By and large, she says, people are willing to put up with certain negatives as long as they enjoy who they're working for. When that's just not the case, there's no reason to stick around:
Nine times out of ten, when an employee says they're leaving for more money, it's simply not true. It's just too uncomfortable to tell the truth.
Whether that's true is certainly debatable, though it's not a stretch to say that an inconsiderate and/or incompetent boss isn't much of a leader. If you run an organization or company, your values and actions need to guide and inspire your team. When you fail to do that, you set the table for poor productivity and turnover.
McMahon offers a few suggestions for those who want to hone their leadership abilities, though it seems that these things are more innate qualities than acquired skills. For example, actually caring about your workers or not depending wholly on HR thinking they can do your job for you.

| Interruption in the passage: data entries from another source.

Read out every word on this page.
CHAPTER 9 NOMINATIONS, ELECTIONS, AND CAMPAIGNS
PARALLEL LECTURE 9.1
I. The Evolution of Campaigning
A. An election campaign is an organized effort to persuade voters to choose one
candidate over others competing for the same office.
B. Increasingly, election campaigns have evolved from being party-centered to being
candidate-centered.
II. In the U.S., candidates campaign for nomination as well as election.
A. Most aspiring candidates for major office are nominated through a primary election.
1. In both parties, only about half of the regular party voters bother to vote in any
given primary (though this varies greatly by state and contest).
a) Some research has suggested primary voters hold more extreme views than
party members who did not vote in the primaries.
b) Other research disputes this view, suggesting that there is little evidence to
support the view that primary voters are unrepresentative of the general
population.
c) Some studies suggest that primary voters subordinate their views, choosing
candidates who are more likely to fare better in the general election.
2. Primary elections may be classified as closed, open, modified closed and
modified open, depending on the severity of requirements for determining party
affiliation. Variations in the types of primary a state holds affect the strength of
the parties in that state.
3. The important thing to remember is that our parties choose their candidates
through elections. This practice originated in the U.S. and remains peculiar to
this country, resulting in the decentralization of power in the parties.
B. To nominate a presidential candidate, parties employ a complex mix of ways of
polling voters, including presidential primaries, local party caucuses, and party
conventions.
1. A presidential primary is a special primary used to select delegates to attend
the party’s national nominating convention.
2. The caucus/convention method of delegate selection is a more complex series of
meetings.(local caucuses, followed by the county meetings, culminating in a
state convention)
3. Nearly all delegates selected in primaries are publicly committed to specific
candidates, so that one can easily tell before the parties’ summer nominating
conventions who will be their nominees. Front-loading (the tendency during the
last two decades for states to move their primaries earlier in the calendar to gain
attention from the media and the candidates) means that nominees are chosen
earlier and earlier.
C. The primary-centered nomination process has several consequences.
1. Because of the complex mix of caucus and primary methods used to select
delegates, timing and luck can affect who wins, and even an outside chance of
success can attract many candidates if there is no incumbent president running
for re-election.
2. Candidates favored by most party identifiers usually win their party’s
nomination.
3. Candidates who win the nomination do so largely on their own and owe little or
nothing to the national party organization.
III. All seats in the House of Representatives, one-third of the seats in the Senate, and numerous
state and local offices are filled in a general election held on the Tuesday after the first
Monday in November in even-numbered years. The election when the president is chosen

It's the nature of promotions that, inevitably, a good employee without leadership skills will get thrust into a supervisory position. McMahon says this is a chronic problem that many organizations need to avoid, or at least make the time to properly evaluate and assist with the transition.
But since they often don't, they end up with uninspired workers. And uninspired workers who don't have a reason to stay won't stick around for long.